I was looking for some specific bike parts and found the exact serial numbers
for exactly what I need and there's no way to determine if anything similar
still exists.

That being said, I wish semantic web blew up like it was supposed to. If we
had ontologies for describing products that could be searched to find an
appropriate item, that would be huge. But the scale was always limited by the
nonzero rate of human error and the high rate at which humans lose interest in
maintaining systems manually.

------
thenanyu
I worked in the apparel industry for many years; From what I remember, Uniqlo
focused obsessively on quality control and unit economics.

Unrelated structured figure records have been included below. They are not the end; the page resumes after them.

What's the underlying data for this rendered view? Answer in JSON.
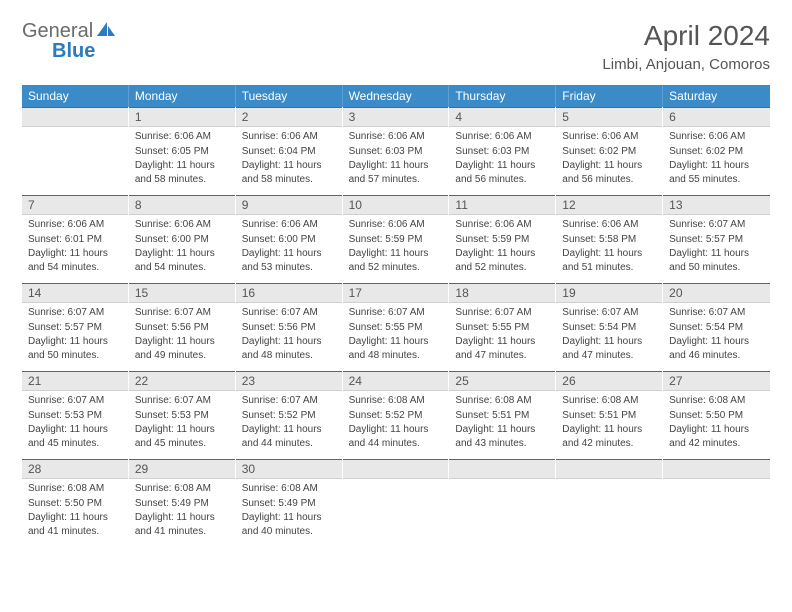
{
  "logo": {
    "text1": "General",
    "text2": "Blue"
  },
  "title": "April 2024",
  "location": "Limbi, Anjouan, Comoros",
  "colors": {
    "header_bg": "#3b8bc9",
    "header_border": "#5fa0d4",
    "daynum_bg": "#e8e8e8",
    "daynum_border_top": "#3b6ea0",
    "logo_gray": "#6b6b6b",
    "logo_blue": "#2c7bbf"
  },
  "day_names": [
    "Sunday",
    "Monday",
    "Tuesday",
    "Wednesday",
    "Thursday",
    "Friday",
    "Saturday"
  ],
  "weeks": [
    [
      {
        "n": "",
        "sr": "",
        "ss": "",
        "dl": ""
      },
      {
        "n": "1",
        "sr": "Sunrise: 6:06 AM",
        "ss": "Sunset: 6:05 PM",
        "dl": "Daylight: 11 hours and 58 minutes."
      },
      {
        "n": "2",
        "sr": "Sunrise: 6:06 AM",
        "ss": "Sunset: 6:04 PM",
        "dl": "Daylight: 11 hours and 58 minutes."
      },
      {
        "n": "3",
        "sr": "Sunrise: 6:06 AM",
        "ss": "Sunset: 6:03 PM",
        "dl": "Daylight: 11 hours and 57 minutes."
      },
      {
        "n": "4",
        "sr": "Sunrise: 6:06 AM",
        "ss": "Sunset: 6:03 PM",
        "dl": "Daylight: 11 hours and 56 minutes."
      },
      {
        "n": "5",
        "sr": "Sunrise: 6:06 AM",
        "ss": "Sunset: 6:02 PM",
        "dl": "Daylight: 11 hours and 56 minutes."
      },
      {
        "n": "6",
        "sr": "Sunrise: 6:06 AM",
        "ss": "Sunset: 6:02 PM",
        "dl": "Daylight: 11 hours and 55 minutes."
      }
    ],
    [
      {
        "n": "7",
        "sr": "Sunrise: 6:06 AM",
        "ss": "Sunset: 6:01 PM",
        "dl": "Daylight: 11 hours and 54 minutes."
      },
      {
        "n": "8",
        "sr": "Sunrise: 6:06 AM",
        "ss": "Sunset: 6:00 PM",
        "dl": "Daylight: 11 hours and 54 minutes."
      },
      {
        "n": "9",
        "sr": "Sunrise: 6:06 AM",
        "ss": "Sunset: 6:00 PM",
        "dl": "Daylight: 11 hours and 53 minutes."
      },
      {
        "n": "10",
        "sr": "Sunrise: 6:06 AM",
        "ss": "Sunset: 5:59 PM",
        "dl": "Daylight: 11 hours and 52 minutes."
      },
      {
        "n": "11",
        "sr": "Sunrise: 6:06 AM",
        "ss": "Sunset: 5:59 PM",
        "dl": "Daylight: 11 hours and 52 minutes."
      },
      {
        "n": "12",
        "sr": "Sunrise: 6:06 AM",
        "ss": "Sunset: 5:58 PM",
        "dl": "Daylight: 11 hours and 51 minutes."
      },
      {
        "n": "13",
        "sr": "Sunrise: 6:07 AM",
        "ss": "Sunset: 5:57 PM",
        "dl": "Daylight: 11 hours and 50 minutes."
      }
    ],
    [
      {
        "n": "14",
        "sr": "Sunrise: 6:07 AM",
        "ss": "Sunset: 5:57 PM",
        "dl": "Daylight: 11 hours and 50 minutes."
      },
      {
        "n": "15",
        "sr": "Sunrise: 6:07 AM",
        "ss": "Sunset: 5:56 PM",
        "dl": "Daylight: 11 hours and 49 minutes."
      },
      {
        "n": "16",
        "sr": "Sunrise: 6:07 AM",
        "ss": "Sunset: 5:56 PM",
        "dl": "Daylight: 11 hours and 48 minutes."
      },
      {
        "n": "17",
        "sr": "Sunrise: 6:07 AM",
        "ss": "Sunset: 5:55 PM",
        "dl": "Daylight: 11 hours and 48 minutes."
      },
      {
        "n": "18",
        "sr": "Sunrise: 6:07 AM",
        "ss": "Sunset: 5:55 PM",
        "dl": "Daylight: 11 hours and 47 minutes."
      },
      {
        "n": "19",
        "sr": "Sunrise: 6:07 AM",
        "ss": "Sunset: 5:54 PM",
        "dl": "Daylight: 11 hours and 47 minutes."
      },
      {
        "n": "20",
        "sr": "Sunrise: 6:07 AM",
        "ss": "Sunset: 5:54 PM",
        "dl": "Daylight: 11 hours and 46 minutes."
      }
    ],
    [
      {
        "n": "21",
        "sr": "Sunrise: 6:07 AM",
        "ss": "Sunset: 5:53 PM",
        "dl": "Daylight: 11 hours and 45 minutes."
      },
      {
        "n": "22",
        "sr": "Sunrise: 6:07 AM",
        "ss": "Sunset: 5:53 PM",
        "dl": "Daylight: 11 hours and 45 minutes."
      },
      {
        "n": "23",
        "sr": "Sunrise: 6:07 AM",
        "ss": "Sunset: 5:52 PM",
        "dl": "Daylight: 11 hours and 44 minutes."
      },
      {
        "n": "24",
        "sr": "Sunrise: 6:08 AM",
        "ss": "Sunset: 5:52 PM",
        "dl": "Daylight: 11 hours and 44 minutes."
      },
      {
        "n": "25",
        "sr": "Sunrise: 6:08 AM",
        "ss": "Sunset: 5:51 PM",
        "dl": "Daylight: 11 hours and 43 minutes."
      },
      {
        "n": "26",
        "sr": "Sunrise: 6:08 AM",
        "ss": "Sunset: 5:51 PM",
        "dl": "Daylight: 11 hours and 42 minutes."
      },
      {
        "n": "27",
        "sr": "Sunrise: 6:08 AM",
        "ss": "Sunset: 5:50 PM",
        "dl": "Daylight: 11 hours and 42 minutes."
      }
    ],
    [
      {
        "n": "28",
        "sr": "Sunrise: 6:08 AM",
        "ss": "Sunset: 5:50 PM",
        "dl": "Daylight: 11 hours and 41 minutes."
      },
      {
        "n": "29",
        "sr": "Sunrise: 6:08 AM",
        "ss": "Sunset: 5:49 PM",
        "dl": "Daylight: 11 hours and 41 minutes."
      },
      {
        "n": "30",
        "sr": "Sunrise: 6:08 AM",
        "ss": "Sunset: 5:49 PM",
        "dl": "Daylight: 11 hours and 40 minutes."
      },
      {
        "n": "",
        "sr": "",
        "ss": "",
        "dl": ""
      },
      {
        "n": "",
        "sr": "",
        "ss": "",
        "dl": ""
      },
      {
        "n": "",
        "sr": "",
        "ss": "",
        "dl": ""
      },
      {
        "n": "",
        "sr": "",
        "ss": "",
        "dl": ""
      }
    ]
  ]
}
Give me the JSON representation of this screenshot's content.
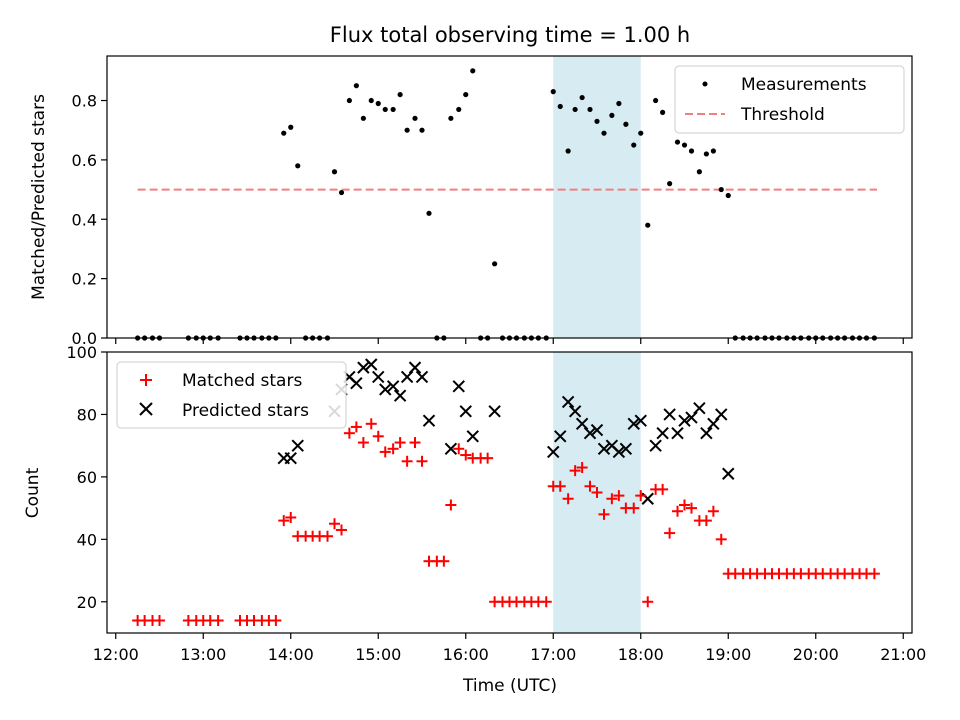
{
  "title": "Flux total observing time = 1.00 h",
  "colors": {
    "measurement": "#000000",
    "threshold": "#f08080",
    "matched": "#ff0000",
    "predicted": "#000000",
    "highlight": "#add8e6"
  },
  "chart_data": [
    {
      "type": "scatter",
      "ylabel": "Matched/Predicted stars",
      "ylim": [
        0,
        0.95
      ],
      "yticks": [
        "0.0",
        "0.2",
        "0.4",
        "0.6",
        "0.8"
      ],
      "ytick_values": [
        0,
        0.2,
        0.4,
        0.6,
        0.8
      ],
      "xlim_hours": [
        11.9,
        21.1
      ],
      "highlight_hours": [
        17.0,
        18.0
      ],
      "threshold": {
        "name": "Threshold",
        "y": 0.5,
        "x_hours": [
          12.25,
          20.7
        ]
      },
      "legend": {
        "position": "top-right",
        "entries": [
          "Measurements",
          "Threshold"
        ]
      },
      "series": [
        {
          "name": "Measurements",
          "x_hours": [
            12.25,
            12.33,
            12.42,
            12.5,
            12.83,
            12.92,
            13.0,
            13.08,
            13.17,
            13.42,
            13.5,
            13.58,
            13.67,
            13.75,
            13.83,
            13.92,
            14.0,
            14.08,
            14.17,
            14.25,
            14.33,
            14.42,
            14.5,
            14.58,
            14.67,
            14.75,
            14.83,
            14.92,
            15.0,
            15.08,
            15.17,
            15.25,
            15.33,
            15.42,
            15.5,
            15.58,
            15.67,
            15.75,
            15.83,
            15.92,
            16.0,
            16.08,
            16.17,
            16.25,
            16.33,
            16.42,
            16.5,
            16.58,
            16.67,
            16.75,
            16.83,
            16.92,
            17.0,
            17.08,
            17.17,
            17.25,
            17.33,
            17.42,
            17.5,
            17.58,
            17.67,
            17.75,
            17.83,
            17.92,
            18.0,
            18.08,
            18.17,
            18.25,
            18.33,
            18.42,
            18.5,
            18.58,
            18.67,
            18.75,
            18.83,
            18.92,
            19.0,
            19.08,
            19.17,
            19.25,
            19.33,
            19.42,
            19.5,
            19.58,
            19.67,
            19.75,
            19.83,
            19.92,
            20.0,
            20.08,
            20.17,
            20.25,
            20.33,
            20.42,
            20.5,
            20.58,
            20.67
          ],
          "y": [
            0,
            0,
            0,
            0,
            0,
            0,
            0,
            0,
            0,
            0,
            0,
            0,
            0,
            0,
            0,
            0.69,
            0.71,
            0.58,
            0,
            0,
            0,
            0,
            0.56,
            0.49,
            0.8,
            0.85,
            0.74,
            0.8,
            0.79,
            0.77,
            0.77,
            0.82,
            0.7,
            0.74,
            0.7,
            0.42,
            0,
            0,
            0.74,
            0.77,
            0.82,
            0.9,
            0,
            0,
            0.25,
            0,
            0,
            0,
            0,
            0,
            0,
            0,
            0.83,
            0.78,
            0.63,
            0.77,
            0.81,
            0.77,
            0.73,
            0.69,
            0.75,
            0.79,
            0.72,
            0.65,
            0.69,
            0.38,
            0.8,
            0.76,
            0.52,
            0.66,
            0.65,
            0.63,
            0.56,
            0.62,
            0.63,
            0.5,
            0.48,
            0,
            0,
            0,
            0,
            0,
            0,
            0,
            0,
            0,
            0,
            0,
            0,
            0,
            0,
            0,
            0,
            0,
            0,
            0,
            0
          ]
        }
      ]
    },
    {
      "type": "scatter",
      "ylabel": "Count",
      "xlabel": "Time (UTC)",
      "ylim": [
        10,
        100
      ],
      "yticks": [
        "20",
        "40",
        "60",
        "80",
        "100"
      ],
      "ytick_values": [
        20,
        40,
        60,
        80,
        100
      ],
      "xlim_hours": [
        11.9,
        21.1
      ],
      "xticks": [
        "12:00",
        "13:00",
        "14:00",
        "15:00",
        "16:00",
        "17:00",
        "18:00",
        "19:00",
        "20:00",
        "21:00"
      ],
      "xtick_hours": [
        12,
        13,
        14,
        15,
        16,
        17,
        18,
        19,
        20,
        21
      ],
      "highlight_hours": [
        17.0,
        18.0
      ],
      "legend": {
        "position": "top-left",
        "entries": [
          "Matched stars",
          "Predicted stars"
        ]
      },
      "series": [
        {
          "name": "Matched stars",
          "x_hours": [
            12.25,
            12.33,
            12.42,
            12.5,
            12.83,
            12.92,
            13.0,
            13.08,
            13.17,
            13.42,
            13.5,
            13.58,
            13.67,
            13.75,
            13.83,
            13.92,
            14.0,
            14.08,
            14.17,
            14.25,
            14.33,
            14.42,
            14.5,
            14.58,
            14.67,
            14.75,
            14.83,
            14.92,
            15.0,
            15.08,
            15.17,
            15.25,
            15.33,
            15.42,
            15.5,
            15.58,
            15.67,
            15.75,
            15.83,
            15.92,
            16.0,
            16.08,
            16.17,
            16.25,
            16.33,
            16.42,
            16.5,
            16.58,
            16.67,
            16.75,
            16.83,
            16.92,
            17.0,
            17.08,
            17.17,
            17.25,
            17.33,
            17.42,
            17.5,
            17.58,
            17.67,
            17.75,
            17.83,
            17.92,
            18.0,
            18.08,
            18.17,
            18.25,
            18.33,
            18.42,
            18.5,
            18.58,
            18.67,
            18.75,
            18.83,
            18.92,
            19.0,
            19.08,
            19.17,
            19.25,
            19.33,
            19.42,
            19.5,
            19.58,
            19.67,
            19.75,
            19.83,
            19.92,
            20.0,
            20.08,
            20.17,
            20.25,
            20.33,
            20.42,
            20.5,
            20.58,
            20.67
          ],
          "y": [
            14,
            14,
            14,
            14,
            14,
            14,
            14,
            14,
            14,
            14,
            14,
            14,
            14,
            14,
            14,
            46,
            47,
            41,
            41,
            41,
            41,
            41,
            45,
            43,
            74,
            76,
            71,
            77,
            73,
            68,
            69,
            71,
            65,
            71,
            65,
            33,
            33,
            33,
            51,
            69,
            67,
            66,
            66,
            66,
            20,
            20,
            20,
            20,
            20,
            20,
            20,
            20,
            57,
            57,
            53,
            62,
            63,
            57,
            55,
            48,
            53,
            54,
            50,
            50,
            54,
            20,
            56,
            56,
            42,
            49,
            51,
            50,
            46,
            46,
            49,
            40,
            29,
            29,
            29,
            29,
            29,
            29,
            29,
            29,
            29,
            29,
            29,
            29,
            29,
            29,
            29,
            29,
            29,
            29,
            29,
            29,
            29
          ]
        },
        {
          "name": "Predicted stars",
          "x_hours": [
            13.92,
            14.0,
            14.08,
            14.5,
            14.58,
            14.67,
            14.75,
            14.83,
            14.92,
            15.0,
            15.08,
            15.17,
            15.25,
            15.33,
            15.42,
            15.5,
            15.58,
            15.83,
            15.92,
            16.0,
            16.08,
            16.33,
            17.0,
            17.08,
            17.17,
            17.25,
            17.33,
            17.42,
            17.5,
            17.58,
            17.67,
            17.75,
            17.83,
            17.92,
            18.0,
            18.08,
            18.17,
            18.25,
            18.33,
            18.42,
            18.5,
            18.58,
            18.67,
            18.75,
            18.83,
            18.92,
            19.0
          ],
          "y": [
            66,
            66,
            70,
            81,
            88,
            92,
            90,
            95,
            96,
            92,
            88,
            89,
            86,
            92,
            95,
            92,
            78,
            69,
            89,
            81,
            73,
            81,
            68,
            73,
            84,
            81,
            77,
            74,
            75,
            69,
            70,
            68,
            69,
            77,
            78,
            53,
            70,
            74,
            80,
            74,
            78,
            79,
            82,
            74,
            77,
            80,
            61
          ]
        }
      ]
    }
  ]
}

They have very few fabrications that are shared across many styles so they can
order an entire mill's supply for a season in some cases. In this industry
segment, materials costs can be ~70% of total production cost so this make an
enormous impact.

They outsource to factories outside of Japan, but they will send in their own
operations team to do production line setup and training. Their tolerances
were very tight and QC process rigorous. If you walk into a factory, you will
see Uniqlo branded posters up everywhere with "10 rules of quality control"
and the like.

My former employer really prized hiring the same factories that Uniqlo used
because we knew the QC was going to be a step above and the unit costs
optimized.

------
boojack
Uniqlo makes up 80%+ of my "wardrobe".

Minimalist design, good fitting, decent materials, at a very affordable price
point.

And I'm also continually impressed by their work on new materials: heat tech,
tight "Chino" pants that are stretchy that I can do parkour in.

------
mellosouls
Loved the very cool Uniqlo screensavers from years ago, made this non-
fashionista remember the brand name.

[https://www.youtube.com/watch?v=rAMC1NizEU0](https://www.youtube.com/watch?v=rAMC1NizEU0)

------
paulcole
Compare to this article from _2010_ :

[https://nymag.com/fashion/features/65898/](https://nymag.com/fashion/features/65898/)

------
tzury
[https://outline.com/68BXAZ](https://outline.com/68BXAZ)

------
dirtyid
Big fan of Uniqlo, curious how they fail to sell shoes in the last few years.
1-2 models of casual shoes and a summer sandals in monochrome colors every
year. Well made and cheap. Always pushed to discount bin after a few weeks.
Haven't seen anyone wear them outside.

------
samat
I have all my clothes from Uniqlo except for shoes, wallet and a bag for 5
years now. The reason is I don’t have to think hard about it. And I can
restock worn out items pretty reliably (although I wish they did not change
items year by year at all).

------
H1Supreme
I love their long sleeve dress shirts. I have probably every "checked" variety
they offer. They hold up great.

I really love their comfort sport coats. Great alternative to a sweater that
can be dressed down to wear with denim. Mine always get compliments.